PDF(Pubmed)
Abstract:
Avian influenza virus (AIV) subtype H9N2 has significantly threatened the poultry business in recent years by having become the predominant subtype in flocks of chickens, ducks, and pigeons. In addition, the public health aspects of H9N2 AIV pose a significant threat to humans. Early and rapid diagnosis of H9N2 AIV is therefore of great importance. In this study, a new method for the detection of H9N2 AIV based on fluorescence intensity was successfully established using CRISPR/Cas13a technology. The Cas13a protein was first expressed in a prokaryotic system and purified using nickel ion affinity chromatography, resulting in a high-purity Cas13a protein. The best RPA (recombinase polymerase amplification) primer pairs and crRNA were designed and screened, successfully constructing the detection of H9N2 AIV based on CRISPR/Cas13a technology. Optimal concentration of Cas13a and crRNA was determined to optimize the constructed assay.

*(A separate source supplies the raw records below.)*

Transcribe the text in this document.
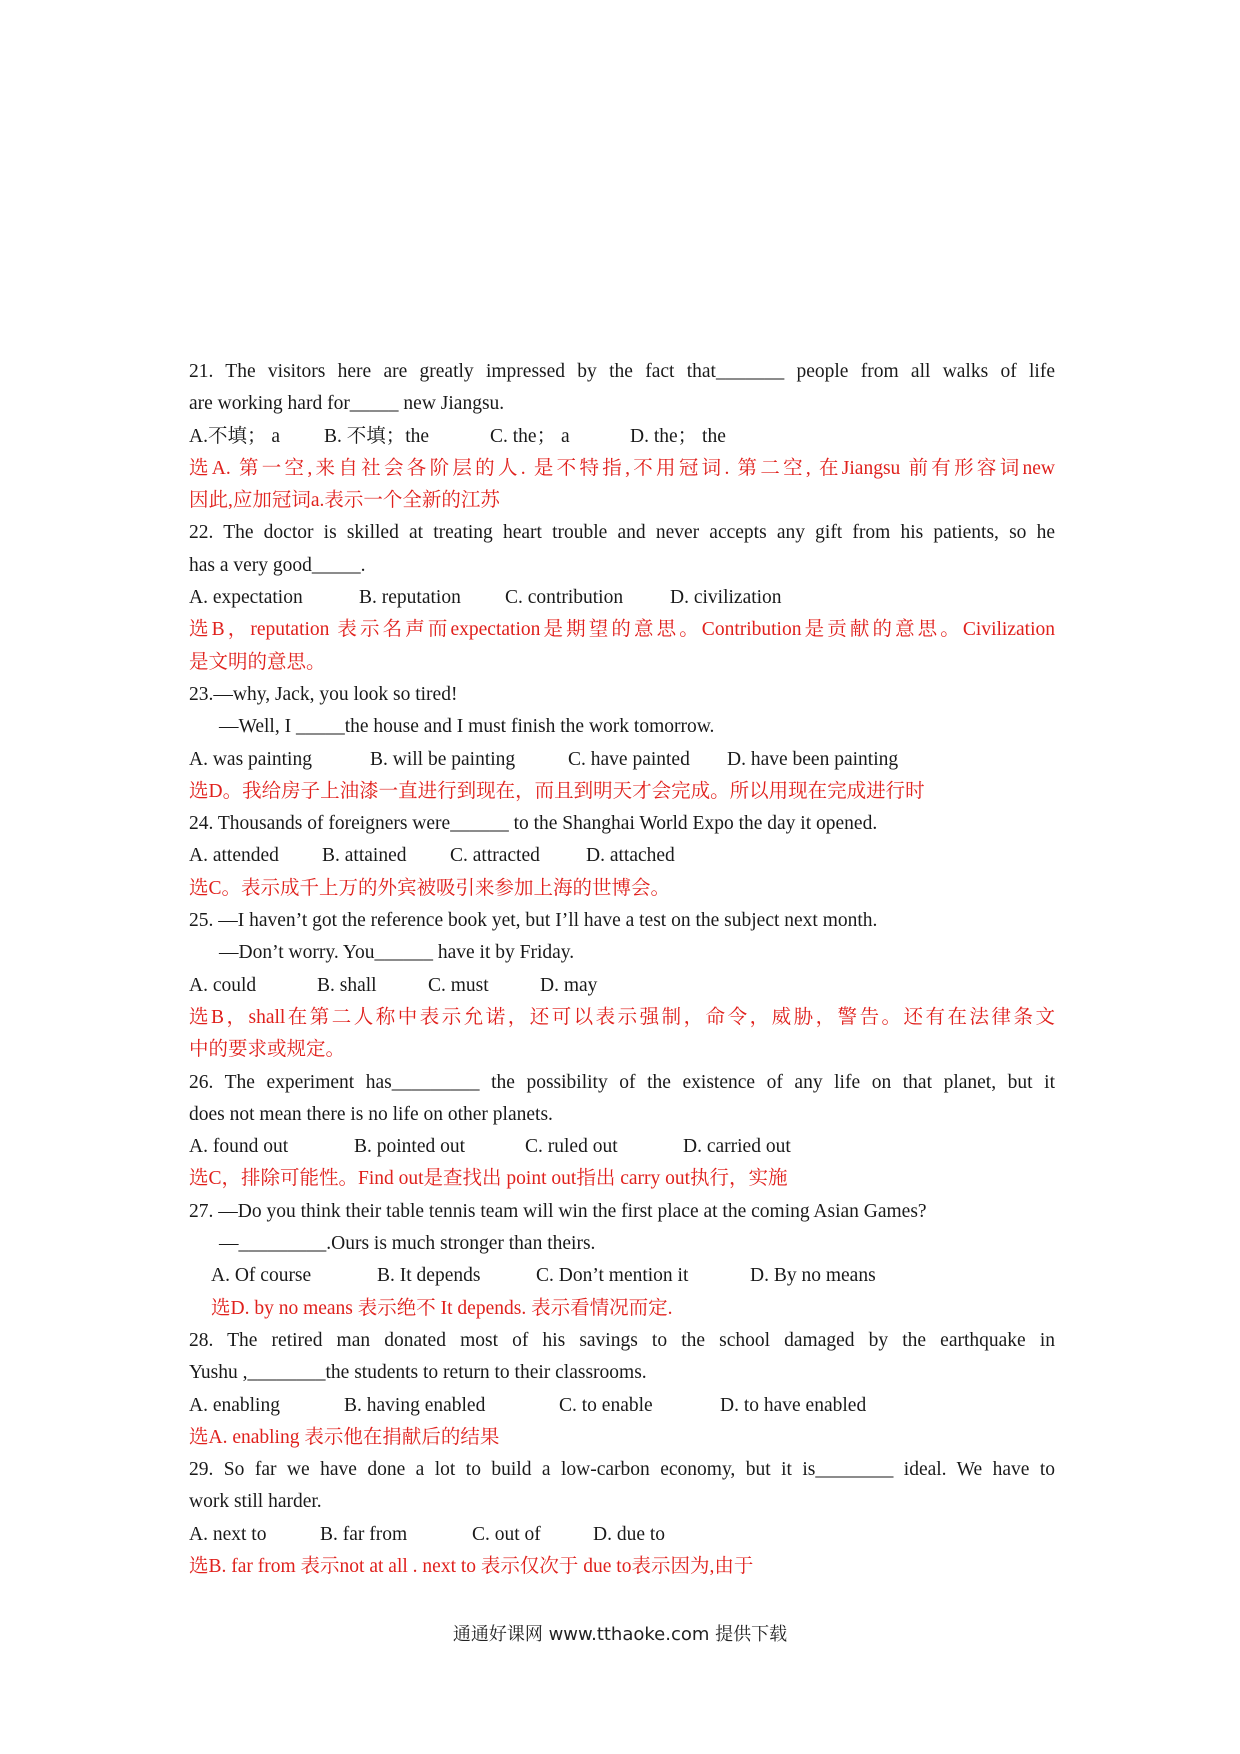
21. The visitors here are greatly impressed by the fact that_______ people from all walks of life
are working hard for_____ new Jiangsu.
A.不填； a B. 不填；the	C. the； a	D. the； the
选A. 第一空,来自社会各阶层的人. 是不特指,不用冠词. 第二空, 在Jiangsu 前有形容词new
因此,应加冠词a.表示一个全新的江苏
22. The doctor is skilled at treating heart trouble and never accepts any gift from his patients, so he
has a very good_____.
A. expectation	B. reputation C. contribution D. civilization
选B，reputation 表示名声而expectation是期望的意思。Contribution是贡献的意思。Civilization
是文明的意思。
23.—why, Jack, you look so tired!
—Well, I _____the house and I must finish the work tomorrow.
A. was painting	B. will be painting	C. have painted D. have been painting
选D。我给房子上油漆一直进行到现在，而且到明天才会完成。所以用现在完成进行时
24. Thousands of foreigners were______ to the Shanghai World Expo the day it opened.
A. attended B. attained C. attracted D. attached
选C。表示成千上万的外宾被吸引来参加上海的世博会。
25. —I haven’t got the reference book yet, but I’ll have a test on the subject next month.
—Don’t worry. You______ have it by Friday.
A. could	B. shall	C. must	D. may
选B，shall在第二人称中表示允诺，还可以表示强制，命令，威胁，警告。还有在法律条文
中的要求或规定。
26. The experiment has_________ the possibility of the existence of any life on that planet, but it
does not mean there is no life on other planets.
A. found out	B. pointed out	C. ruled out	D. carried out
选C，排除可能性。Find out是查找出 point out指出 carry out执行，实施
27. —Do you think their table tennis team will win the first place at the coming Asian Games?
—_________.Ours is much stronger than theirs.
A. Of course	B. It depends	C. Don’t mention it	D. By no means
选D. by no means 表示绝不 It depends. 表示看情况而定.
28. The retired man donated most of his savings to the school damaged by the earthquake in
Yushu ,________the students to return to their classrooms.
A. enabling	B. having enabled	C. to enable	D. to have enabled
选A. enabling 表示他在捐献后的结果
29. So far we have done a lot to build a low-carbon economy, but it is________ ideal. We have to
work still harder.
A. next to	B. far from	C. out of	D. due to
选B. far from 表示not at all . next to 表示仅次于 due to表示因为,由于
通通好课网 www.tthaoke.com 提供下载
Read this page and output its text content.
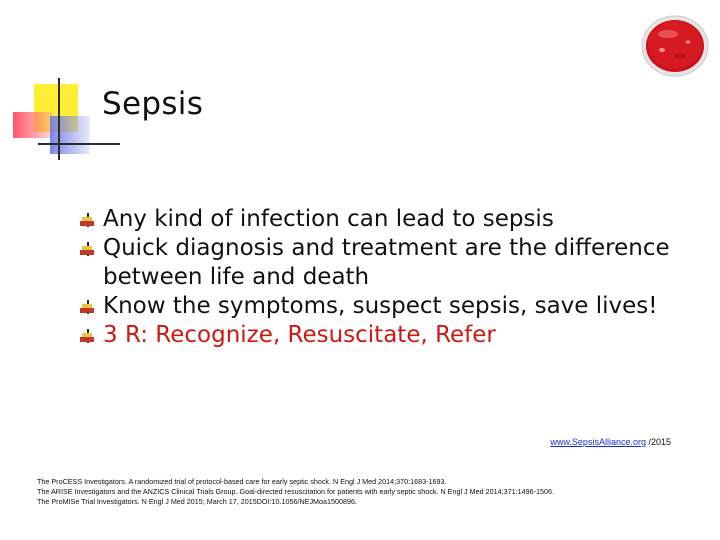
Sepsis
Any kind of infection can lead to sepsis
Quick diagnosis and treatment are the difference between life and death
Know the symptoms, suspect sepsis, save lives!
3 R: Recognize, Resuscitate, Refer
www.SepsisAlliance.org /2015
The ProCESS Investigators. A randomized trial of protocol-based care for early septic shock. N Engl J Med 2014;370:1683-1693.
The ARISE Investigators and the ANZICS Clinical Trials Group. Goal-directed resuscitation for patients with early septic shock. N Engl J Med 2014;371:1496-1506.
The ProMISe Trial Investigators. N Engl J Med 2015; March 17, 2015DOI:10.1056/NEJMoa1500896.
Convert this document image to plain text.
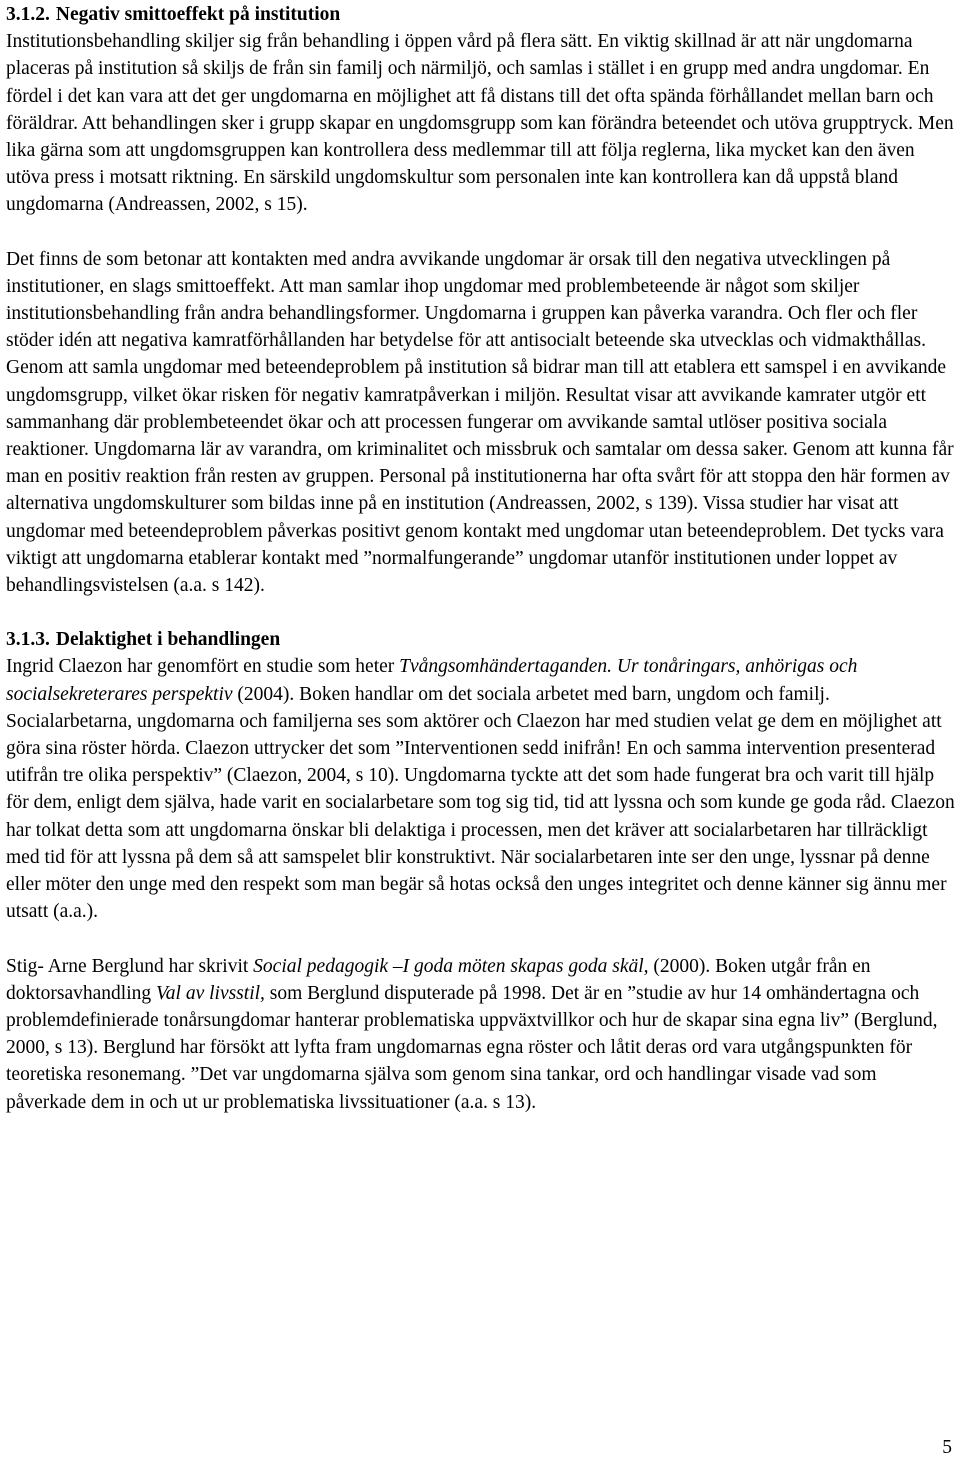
3.1.2. Negativ smittoeffekt på institution

Institutionsbehandling skiljer sig från behandling i öppen vård på flera sätt. En viktig skillnad är att när ungdomarna placeras på institution så skiljs de från sin familj och närmiljö, och samlas i stället i en grupp med andra ungdomar. En fördel i det kan vara att det ger ungdomarna en möjlighet att få distans till det ofta spända förhållandet mellan barn och föräldrar. Att behandlingen sker i grupp skapar en ungdomsgrupp som kan förändra beteendet och utöva grupptryck. Men lika gärna som att ungdomsgruppen kan kontrollera dess medlemmar till att följa reglerna, lika mycket kan den även utöva press i motsatt riktning. En särskild ungdomskultur som personalen inte kan kontrollera kan då uppstå bland ungdomarna (Andreassen, 2002, s 15).

Det finns de som betonar att kontakten med andra avvikande ungdomar är orsak till den negativa utvecklingen på institutioner, en slags smittoeffekt. Att man samlar ihop ungdomar med problembeteende är något som skiljer institutionsbehandling från andra behandlingsformer. Ungdomarna i gruppen kan påverka varandra. Och fler och fler stöder idén att negativa kamratförhållanden har betydelse för att antisocialt beteende ska utvecklas och vidmakthållas. Genom att samla ungdomar med beteendeproblem på institution så bidrar man till att etablera ett samspel i en avvikande ungdomsgrupp, vilket ökar risken för negativ kamratpåverkan i miljön. Resultat visar att avvikande kamrater utgör ett sammanhang där problembeteendet ökar och att processen fungerar om avvikande samtal utlöser positiva sociala reaktioner. Ungdomarna lär av varandra, om kriminalitet och missbruk och samtalar om dessa saker. Genom att kunna får man en positiv reaktion från resten av gruppen. Personal på institutionerna har ofta svårt för att stoppa den här formen av alternativa ungdomskulturer som bildas inne på en institution (Andreassen, 2002, s 139). Vissa studier har visat att ungdomar med beteendeproblem påverkas positivt genom kontakt med ungdomar utan beteendeproblem. Det tycks vara viktigt att ungdomarna etablerar kontakt med ”normalfungerande” ungdomar utanför institutionen under loppet av behandlingsvistelsen (a.a. s 142).

3.1.3. Delaktighet i behandlingen

Ingrid Claezon har genomfört en studie som heter Tvångsomhändertaganden. Ur tonåringars, anhörigas och socialsekreterares perspektiv (2004). Boken handlar om det sociala arbetet med barn, ungdom och familj. Socialarbetarna, ungdomarna och familjerna ses som aktörer och Claezon har med studien velat ge dem en möjlighet att göra sina röster hörda. Claezon uttrycker det som ”Interventionen sedd inifrån! En och samma intervention presenterad utifrån tre olika perspektiv” (Claezon, 2004, s 10). Ungdomarna tyckte att det som hade fungerat bra och varit till hjälp för dem, enligt dem själva, hade varit en socialarbetare som tog sig tid, tid att lyssna och som kunde ge goda råd. Claezon har tolkat detta som att ungdomarna önskar bli delaktiga i processen, men det kräver att socialarbetaren har tillräckligt med tid för att lyssna på dem så att samspelet blir konstruktivt. När socialarbetaren inte ser den unge, lyssnar på denne eller möter den unge med den respekt som man begär så hotas också den unges integritet och denne känner sig ännu mer utsatt (a.a.).

Stig- Arne Berglund har skrivit Social pedagogik –I goda möten skapas goda skäl, (2000). Boken utgår från en doktorsavhandling Val av livsstil, som Berglund disputerade på 1998. Det är en ”studie av hur 14 omhändertagna och problemdefinierade tonårsungdomar hanterar problematiska uppväxtvillkor och hur de skapar sina egna liv” (Berglund, 2000, s 13). Berglund har försökt att lyfta fram ungdomarnas egna röster och låtit deras ord vara utgångspunkten för teoretiska resonemang. ”Det var ungdomarna själva som genom sina tankar, ord och handlingar visade vad som påverkade dem in och ut ur problematiska livssituationer (a.a. s 13).

5
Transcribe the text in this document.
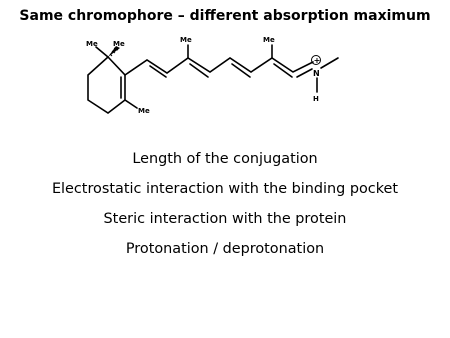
Same chromophore – different absorption maximum
Me Me	Me	Me
Me
N
H
+
Length of the conjugation
Electrostatic interaction with the binding pocket
Steric interaction with the protein
Protonation / deprotonation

The sensitivity of the optimized detection system is excellent, with a minimum detection limit of 10° copies/μL and didn\'t react with other avian susceptible viruses, with excellent specificity. The detection method provides the basis for the field detection of the H9N2 AIV.
摘要:
近年来,禽流感病毒(AIV)亚型H9N2已成为鸡群中的主要亚型,对家禽业务构成了重大威胁,鸭子,还有鸽子.此外,H9N2AIV的公共卫生方面对人类构成重大威胁。因此,H9N2AIV的早期和快速诊断非常重要。在这项研究中,利用CRISPR/Cas13a技术成功建立了基于荧光强度检测H9N2AIV的新方法。Cas13a蛋白首先在原核系统中表达,并使用镍离子亲和层析纯化,产生高纯度的Cas13a蛋白。设计并筛选出最佳的RPA(重组酶聚合酶扩增)引物对和crRNA,成功构建了基于CRISPR/Cas13a技术的H9N2AIV检测系统。确定Cas13a和crRNA的最佳浓度以优化构建的测定。优化后的检测系统灵敏度优异,最低检测限为10°拷贝/μL,不与其他禽类易感病毒反应,具有优异的特异性。该检测方法为H9N2一AIV的现场检测提供了依据。